READ MORE: City of Miami sued for 'racial gerrymandering' in redistricting map
In objections filed with the court, the city argued that it was not guilty of racial gerrymandering, despite the discussions by city commissioners, because the map did not increase the concentration of racial or ethnic group in any one district.
"The [report and recommendation] feels constrained to find this way, even though the redistricting did not increase the concentration of Black or Hispanic residents in any district, and instead reduced it throughout the entire redistricting plan, and even though there is no claim that the Black or Hispanic vote were diluted in any district," the city had written in a May 13 objection to Judge Louis' recommendation.

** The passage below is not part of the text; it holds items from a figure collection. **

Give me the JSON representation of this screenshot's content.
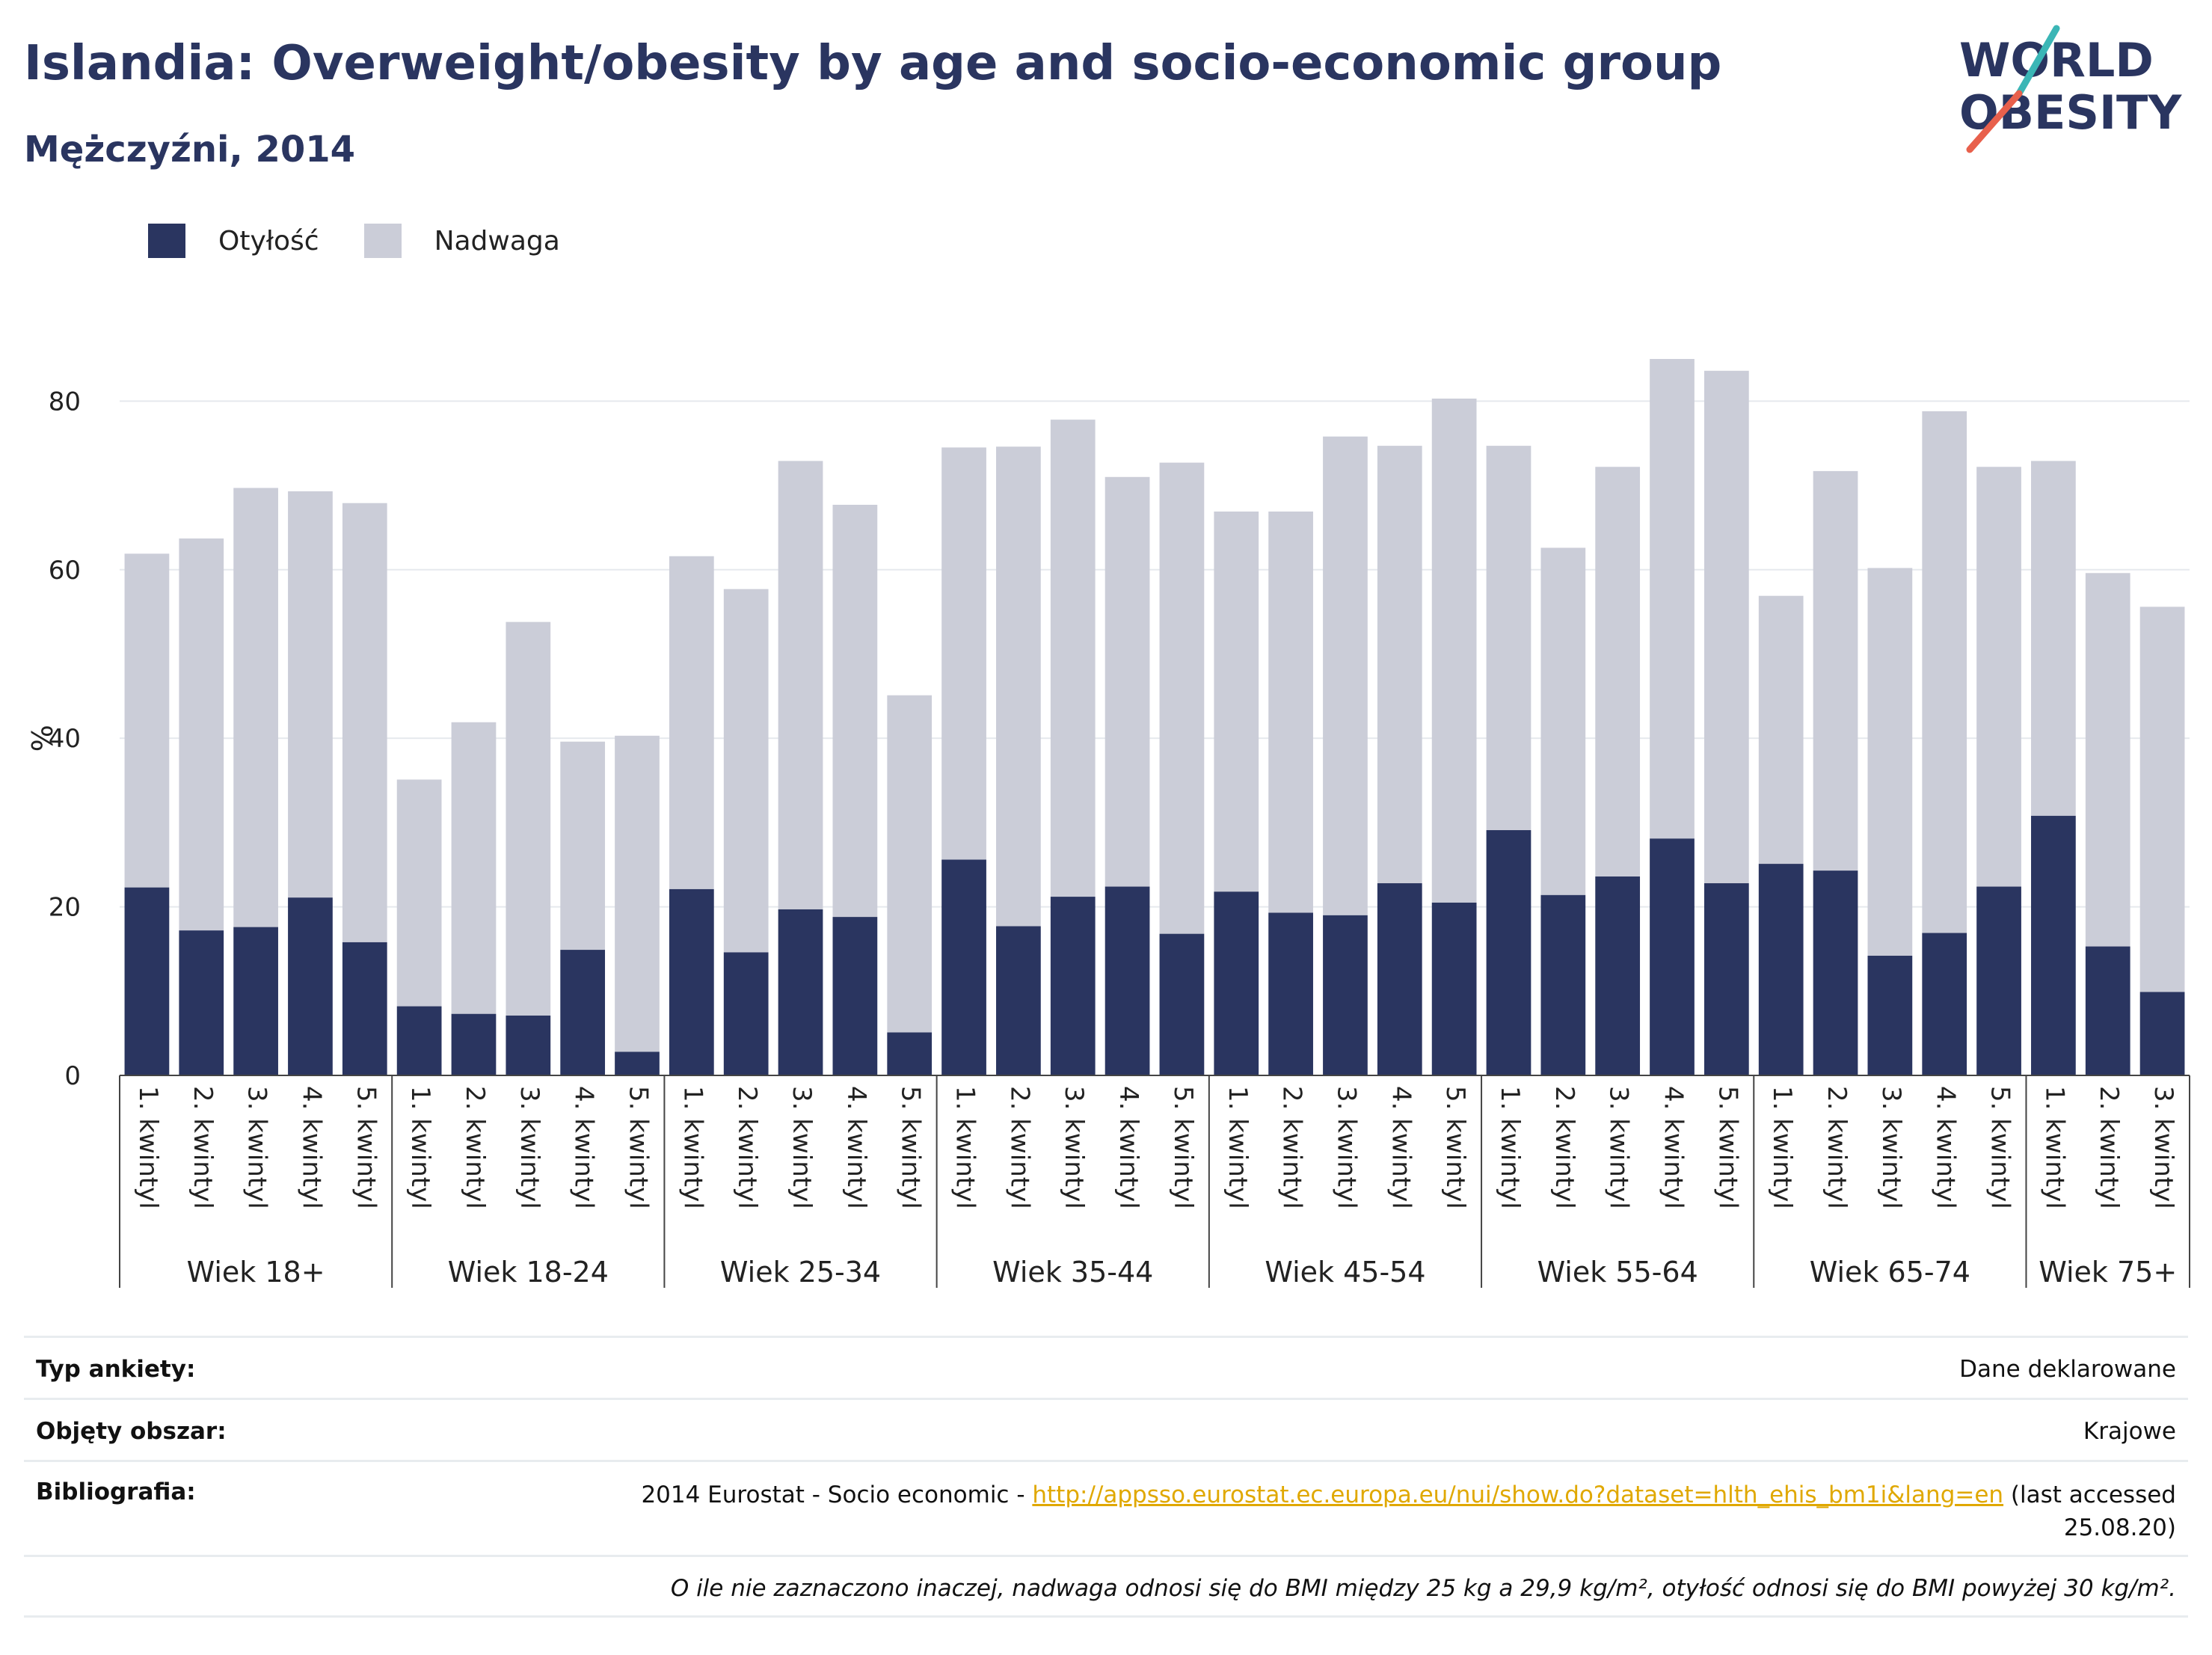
{
  "header": {
    "title": "Islandia: Overweight/obesity by age and socio-economic group",
    "subtitle": "Mężczyźni, 2014"
  },
  "logo": {
    "line1": "WORLD",
    "line2": "OBESITY"
  },
  "colors": {
    "obesity": "#2a3560",
    "overweight": "#cbcdd8",
    "grid": "#e6e9ee",
    "accent_teal": "#3bb6b6",
    "accent_red": "#e8604c"
  },
  "chart_data": {
    "type": "bar",
    "stacked": true,
    "title": "Islandia: Overweight/obesity by age and socio-economic group",
    "subtitle": "Mężczyźni, 2014",
    "ylabel": "%",
    "ylim": [
      0,
      85
    ],
    "yticks": [
      0,
      20,
      40,
      60,
      80
    ],
    "grid": true,
    "legend_position": "top-left",
    "groups": [
      {
        "label": "Wiek 18+",
        "categories": [
          "1. kwintyl",
          "2. kwintyl",
          "3. kwintyl",
          "4. kwintyl",
          "5. kwintyl"
        ]
      },
      {
        "label": "Wiek 18-24",
        "categories": [
          "1. kwintyl",
          "2. kwintyl",
          "3. kwintyl",
          "4. kwintyl",
          "5. kwintyl"
        ]
      },
      {
        "label": "Wiek 25-34",
        "categories": [
          "1. kwintyl",
          "2. kwintyl",
          "3. kwintyl",
          "4. kwintyl",
          "5. kwintyl"
        ]
      },
      {
        "label": "Wiek 35-44",
        "categories": [
          "1. kwintyl",
          "2. kwintyl",
          "3. kwintyl",
          "4. kwintyl",
          "5. kwintyl"
        ]
      },
      {
        "label": "Wiek 45-54",
        "categories": [
          "1. kwintyl",
          "2. kwintyl",
          "3. kwintyl",
          "4. kwintyl",
          "5. kwintyl"
        ]
      },
      {
        "label": "Wiek 55-64",
        "categories": [
          "1. kwintyl",
          "2. kwintyl",
          "3. kwintyl",
          "4. kwintyl",
          "5. kwintyl"
        ]
      },
      {
        "label": "Wiek 65-74",
        "categories": [
          "1. kwintyl",
          "2. kwintyl",
          "3. kwintyl",
          "4. kwintyl",
          "5. kwintyl"
        ]
      },
      {
        "label": "Wiek 75+",
        "categories": [
          "1. kwintyl",
          "2. kwintyl",
          "3. kwintyl"
        ]
      }
    ],
    "series": [
      {
        "name": "Otyłość",
        "color": "#2a3560",
        "values": [
          22.3,
          17.2,
          17.6,
          21.1,
          15.8,
          8.2,
          7.3,
          7.1,
          14.9,
          2.8,
          22.1,
          14.6,
          19.7,
          18.8,
          5.1,
          25.6,
          17.7,
          21.2,
          22.4,
          16.8,
          21.8,
          19.3,
          19.0,
          22.8,
          20.5,
          29.1,
          21.4,
          23.6,
          28.1,
          22.8,
          25.1,
          24.3,
          14.2,
          16.9,
          22.4,
          30.8,
          15.3,
          9.9
        ]
      },
      {
        "name": "Nadwaga",
        "color": "#cbcdd8",
        "values": [
          39.6,
          46.5,
          52.1,
          48.2,
          52.1,
          26.9,
          34.6,
          46.7,
          24.7,
          37.5,
          39.5,
          43.1,
          53.2,
          48.9,
          40.0,
          48.9,
          56.9,
          56.6,
          48.6,
          55.9,
          45.1,
          47.6,
          56.8,
          51.9,
          59.8,
          45.6,
          41.2,
          48.6,
          56.9,
          60.8,
          31.8,
          47.4,
          46.0,
          61.9,
          49.8,
          42.1,
          44.3,
          45.7
        ]
      }
    ]
  },
  "info": {
    "survey_label": "Typ ankiety:",
    "survey_value": "Dane deklarowane",
    "area_label": "Objęty obszar:",
    "area_value": "Krajowe",
    "bib_label": "Bibliografia:",
    "bib_prefix": "2014 Eurostat - Socio economic - ",
    "bib_link": "http://appsso.eurostat.ec.europa.eu/nui/show.do?dataset=hlth_ehis_bm1i&lang=en",
    "bib_suffix": " (last accessed",
    "bib_date": "25.08.20)",
    "note": "O ile nie zaznaczono inaczej, nadwaga odnosi się do BMI między 25 kg a 29,9 kg/m², otyłość odnosi się do BMI powyżej 30 kg/m²."
  }
}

"This case is therefore unique. It throws out the entire map for racial gerrymandering because the conversation was racial, even though there was in effect no racial gerrymandering."
Judge Moore rejected the city's objections.
Now, the city must draw up new districts before November, when the next round of municipal elections are scheduled.
The redistricting process was criticized from the start back in 2021, in part because an initial draft of the map would remove a significant Black voting bloc from the western portion of the Coconut Grove neighborhood, now known as "Little Bahamas of Coconut Grove." The ratified map separated a smaller portion of Little Bahamas from the remainder of the Grove, but still split the existing neighborhood into three separate voting districts with three different commissioners.
Critics also pointed out that a strangely-shaped carve-out of Coconut Grove that was added to Miami's District 3, which is represented by Joe Carollo, included Carollo's $1.49 million property.
During his testimony in an ongoing federal lawsuit, Carollo said he has moved back in to the Coconut Grove property after the redistricting. Once the map is tossed out, he may need to leave the home and move back into his district.
The court will now direct the city and the plaintiffs to a mediation and status conference session, where they must discuss a timeline to create a constitutionally compliant map.